70% of Streaming TV Viewing in Primetime Involves Other Activities –- Same as for Live TV, DVR Watching


GfK study shows multitasking with primetime TV is more common among women and for unplanned viewing

Advertisers trying to capture the attention of today’s distracted consumers might think that streaming and on-demand platforms – which give viewers greater control over what they watch – might lead to higher levels of engagement. But new GfK research during primetime reveals a remarkable uniformity of multitasking levels across all of today’s major TV platforms.

The study, How People Use® Media: Primetime TV 2015, explored TV set use in each hour of primetime; it shows that the proportion of primetime TV viewing segments that also include other activities is essentially the same for traditional live (linear) TV (69%), DVR recordings (70%), and online streaming through a TV (71%).

To download an infographic from this study, click here

GfK has been tracking reports of “other activities” during the first hour of primetime in four studies going back to 2004; multitasking levels have remained stable during that hour, from 75% in 2004 to 77% this year.

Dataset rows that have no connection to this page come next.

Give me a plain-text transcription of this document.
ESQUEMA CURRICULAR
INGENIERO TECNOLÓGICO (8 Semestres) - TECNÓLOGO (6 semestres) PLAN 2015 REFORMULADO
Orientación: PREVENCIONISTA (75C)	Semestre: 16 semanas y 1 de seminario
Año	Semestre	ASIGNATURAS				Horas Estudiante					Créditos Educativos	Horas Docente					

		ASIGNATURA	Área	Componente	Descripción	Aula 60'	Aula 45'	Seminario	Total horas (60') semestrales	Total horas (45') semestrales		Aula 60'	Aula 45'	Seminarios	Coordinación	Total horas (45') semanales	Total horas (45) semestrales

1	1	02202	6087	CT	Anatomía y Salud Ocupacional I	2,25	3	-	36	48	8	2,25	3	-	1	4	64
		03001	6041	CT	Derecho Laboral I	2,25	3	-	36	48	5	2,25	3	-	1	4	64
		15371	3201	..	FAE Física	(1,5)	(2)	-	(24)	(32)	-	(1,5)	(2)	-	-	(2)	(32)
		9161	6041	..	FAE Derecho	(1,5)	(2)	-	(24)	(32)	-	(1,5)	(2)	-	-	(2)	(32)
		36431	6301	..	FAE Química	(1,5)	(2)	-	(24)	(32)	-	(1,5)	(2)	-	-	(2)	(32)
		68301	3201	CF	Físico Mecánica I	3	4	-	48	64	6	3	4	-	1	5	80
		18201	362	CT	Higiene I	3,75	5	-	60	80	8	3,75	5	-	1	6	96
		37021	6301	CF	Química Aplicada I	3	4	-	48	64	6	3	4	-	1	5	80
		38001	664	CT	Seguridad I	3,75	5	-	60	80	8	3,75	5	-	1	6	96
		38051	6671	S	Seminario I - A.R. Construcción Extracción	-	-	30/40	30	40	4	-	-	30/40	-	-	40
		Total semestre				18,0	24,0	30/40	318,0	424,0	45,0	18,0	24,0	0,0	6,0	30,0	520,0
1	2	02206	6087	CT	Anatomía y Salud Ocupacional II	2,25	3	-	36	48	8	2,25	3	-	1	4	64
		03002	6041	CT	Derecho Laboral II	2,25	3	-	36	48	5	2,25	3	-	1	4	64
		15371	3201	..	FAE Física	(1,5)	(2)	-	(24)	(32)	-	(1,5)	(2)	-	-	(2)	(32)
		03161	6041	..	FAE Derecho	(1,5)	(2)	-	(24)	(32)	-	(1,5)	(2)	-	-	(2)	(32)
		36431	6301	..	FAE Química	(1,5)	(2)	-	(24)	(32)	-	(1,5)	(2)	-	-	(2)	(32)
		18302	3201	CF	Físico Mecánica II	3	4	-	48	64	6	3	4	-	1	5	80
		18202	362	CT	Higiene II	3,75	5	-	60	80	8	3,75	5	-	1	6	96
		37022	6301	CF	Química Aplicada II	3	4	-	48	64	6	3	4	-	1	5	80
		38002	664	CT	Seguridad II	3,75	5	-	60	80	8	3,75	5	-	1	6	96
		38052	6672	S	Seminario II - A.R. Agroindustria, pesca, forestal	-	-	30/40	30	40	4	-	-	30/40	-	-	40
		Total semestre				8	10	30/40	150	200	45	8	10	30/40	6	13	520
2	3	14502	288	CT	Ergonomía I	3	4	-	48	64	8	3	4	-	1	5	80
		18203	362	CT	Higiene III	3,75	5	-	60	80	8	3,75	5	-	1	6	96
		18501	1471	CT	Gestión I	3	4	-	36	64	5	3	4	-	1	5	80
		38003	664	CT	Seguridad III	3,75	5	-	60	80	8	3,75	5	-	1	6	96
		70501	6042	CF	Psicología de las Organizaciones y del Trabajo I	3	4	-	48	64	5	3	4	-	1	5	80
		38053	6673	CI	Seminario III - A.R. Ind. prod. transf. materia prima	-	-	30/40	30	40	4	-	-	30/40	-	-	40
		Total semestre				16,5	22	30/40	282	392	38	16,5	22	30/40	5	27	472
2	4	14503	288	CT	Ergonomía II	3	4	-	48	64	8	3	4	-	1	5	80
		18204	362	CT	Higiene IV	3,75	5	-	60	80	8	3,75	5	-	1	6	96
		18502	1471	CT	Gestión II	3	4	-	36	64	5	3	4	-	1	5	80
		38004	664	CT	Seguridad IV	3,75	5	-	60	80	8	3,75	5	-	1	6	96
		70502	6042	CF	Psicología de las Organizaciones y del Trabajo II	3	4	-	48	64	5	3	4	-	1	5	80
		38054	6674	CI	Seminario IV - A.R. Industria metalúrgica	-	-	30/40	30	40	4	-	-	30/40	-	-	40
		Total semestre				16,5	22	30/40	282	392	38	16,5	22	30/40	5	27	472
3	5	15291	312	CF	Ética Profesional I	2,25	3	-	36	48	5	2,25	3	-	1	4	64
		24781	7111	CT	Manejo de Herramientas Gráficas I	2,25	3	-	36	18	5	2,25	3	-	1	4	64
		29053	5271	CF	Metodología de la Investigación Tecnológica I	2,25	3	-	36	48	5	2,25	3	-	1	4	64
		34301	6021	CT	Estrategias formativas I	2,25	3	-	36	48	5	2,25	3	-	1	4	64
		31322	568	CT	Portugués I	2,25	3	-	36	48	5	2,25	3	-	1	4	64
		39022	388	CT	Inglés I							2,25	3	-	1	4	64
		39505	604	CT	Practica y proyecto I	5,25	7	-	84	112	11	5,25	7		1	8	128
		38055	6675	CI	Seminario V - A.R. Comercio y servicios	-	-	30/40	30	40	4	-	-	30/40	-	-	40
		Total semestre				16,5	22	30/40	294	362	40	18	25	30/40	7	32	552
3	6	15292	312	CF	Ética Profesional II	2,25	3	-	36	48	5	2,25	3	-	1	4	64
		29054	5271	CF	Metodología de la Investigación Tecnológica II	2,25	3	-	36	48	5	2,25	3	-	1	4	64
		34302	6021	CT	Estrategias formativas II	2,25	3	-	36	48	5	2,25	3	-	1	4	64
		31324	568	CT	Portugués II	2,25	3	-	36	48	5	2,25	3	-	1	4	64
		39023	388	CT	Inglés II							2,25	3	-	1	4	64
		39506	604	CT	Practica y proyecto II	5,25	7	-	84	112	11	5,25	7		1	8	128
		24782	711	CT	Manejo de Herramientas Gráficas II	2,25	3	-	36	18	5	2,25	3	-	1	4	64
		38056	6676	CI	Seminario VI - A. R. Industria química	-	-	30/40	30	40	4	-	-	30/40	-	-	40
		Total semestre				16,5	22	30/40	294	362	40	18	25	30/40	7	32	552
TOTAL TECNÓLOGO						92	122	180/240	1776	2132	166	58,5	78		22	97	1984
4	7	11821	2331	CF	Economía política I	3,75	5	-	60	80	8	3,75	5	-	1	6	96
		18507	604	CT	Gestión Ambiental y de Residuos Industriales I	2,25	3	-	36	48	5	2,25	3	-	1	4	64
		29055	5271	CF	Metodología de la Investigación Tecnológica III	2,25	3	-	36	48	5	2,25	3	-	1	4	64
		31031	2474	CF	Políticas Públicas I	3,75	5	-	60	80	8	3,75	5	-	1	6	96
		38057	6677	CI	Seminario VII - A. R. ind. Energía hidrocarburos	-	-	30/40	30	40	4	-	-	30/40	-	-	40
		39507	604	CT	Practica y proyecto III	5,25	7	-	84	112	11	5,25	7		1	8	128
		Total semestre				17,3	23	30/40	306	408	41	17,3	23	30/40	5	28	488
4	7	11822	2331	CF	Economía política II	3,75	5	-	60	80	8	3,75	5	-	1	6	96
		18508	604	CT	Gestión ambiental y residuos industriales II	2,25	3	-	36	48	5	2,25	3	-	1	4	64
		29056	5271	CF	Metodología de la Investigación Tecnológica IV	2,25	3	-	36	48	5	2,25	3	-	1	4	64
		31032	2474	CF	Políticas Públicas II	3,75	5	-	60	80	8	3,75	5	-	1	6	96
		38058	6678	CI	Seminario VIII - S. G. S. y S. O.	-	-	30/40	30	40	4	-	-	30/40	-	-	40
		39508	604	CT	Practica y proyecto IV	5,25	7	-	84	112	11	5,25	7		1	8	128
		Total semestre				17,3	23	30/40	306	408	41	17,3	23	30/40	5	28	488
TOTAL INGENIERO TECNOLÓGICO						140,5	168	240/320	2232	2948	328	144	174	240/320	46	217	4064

In the latest research, GfK did find several factors associated with higher levels of multitasking with primetime TV:

  • Men are more likely to report other activities than women (74% versus 64%).
  • Young adults (ages 18 to 34) also multitask more in primetime – 73%, compared to 66% each for viewers in the 35-to-49 and 50-to-64 groups.
  • Unplanned viewing segments include more potential distractions – 75% have other activities, versus 64% for “appointment” viewing.

Unplanned viewing segments include more potential distractions – 75% have other activities, versus 64% for “appointment” viewing.

“Although multitasking while using a TV set has been common for many years, the digital ‘second screen’ is now a way of life for many consumers,” said David Tice, Senior Vice President of GfK’s Media & Entertainment team. “Increased purposeful viewing provides opportunities for tapping into deeper engagement among key audiences and in certain contexts. But advertisers and agencies also need to keep experimenting with the ways to make the most of ‘TV plus’ activities, reaching their most important customers on more than one screen through creativity and highly motivating messages.”

The most common specific other activity with primetime TV is talking with others -- whether in person or on a phone -- which is reported by an average of 24% of viewers across primetime. Internet use is another popular activity across all three hours of primetime (an average of 29%, including all types of digital activity), while eating/snacking is a sizable factor in the first hour of primetime (30% of viewers) but falls off by the third hour (12%). Overall the study listed 22 types of other activities.

As the latest in four waves since 2004, How People Use® Media: Primetime TV 2015 shows changes in primetime TV usage over that period. The report looks at how people perceive their “typical” television behavior as well as their actual viewing behavior, by detailing their use of TV sets during primetime yesterday; the study also explores trends in attitudes towards primetime advertising.